The main conclusions of the study are, firstly, that multivariate imputation can help shed light on the nature and structure of missing accounting data as well as providing ML tools for its effective treatment. Secondly, we determined that the ML classification technique, XGB, showed an improvement over the use of GAM modelling for FD prediction. However, our results indicate that the GAM algorithm, has a predictive power comparable to that of more complex ML algorithms. Furthermore, the transparent nature of the GAM algorithm, over more complex “black-box” algorithms, could help facilitate the acceptance of this methodology by regulators.

The bulk shipping market case study also demonstrated that the introduction of non-corporate level, macroeconomic and market predictors do not perceptibly improve the predictive power of modern ML tools. The methodology revealed that whilst macro and market predictors do contribute to FD predictive modelling power, XGB can generalise as effectively by simply utilising a parsimonious accounting feature set. The results indicate that if sufficiently extensive longitudinal accounting data are available, then adequate macroeconomic and market information is captured therein, thus enabling advanced ML algorithms to generalise effectively on out of sample data (without the inclusion of additional non company level features).

The results, however, have indicated some limitations of the methodology which require further investigation. Given the noisy and incomplete nature of the available data, even complex models do not achieve an accuracy level, at present, to be relied upon to be used in anything other than an early ‘warning system’ for FD. Furthermore, its predictive power was compromised through the financial crisis of 2008, in that the model failed completely to handle systemic shock at both company and portfolio levels.
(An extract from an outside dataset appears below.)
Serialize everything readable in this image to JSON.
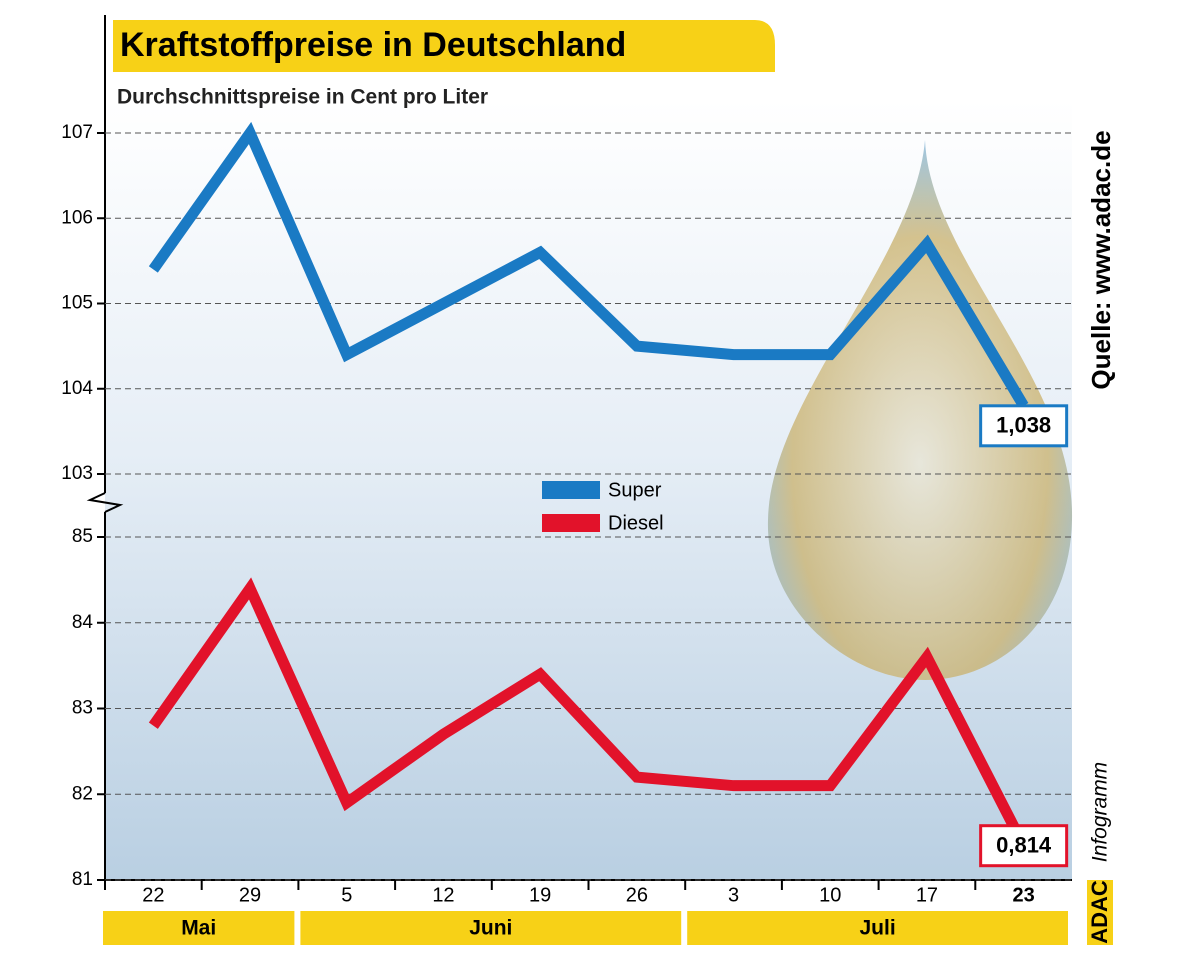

In short, further research is required to examine techniques for addressing the problem of tail end events and to improve upon the treatment of missing accounting information.

In summary, this study demonstrated how the methodology could be used by banking credit risk departments to detect early signs of distress at both individual company and investment portfolio levels, providing for the dynamic monitoring of individual shipping company loans as well as portfolio risk.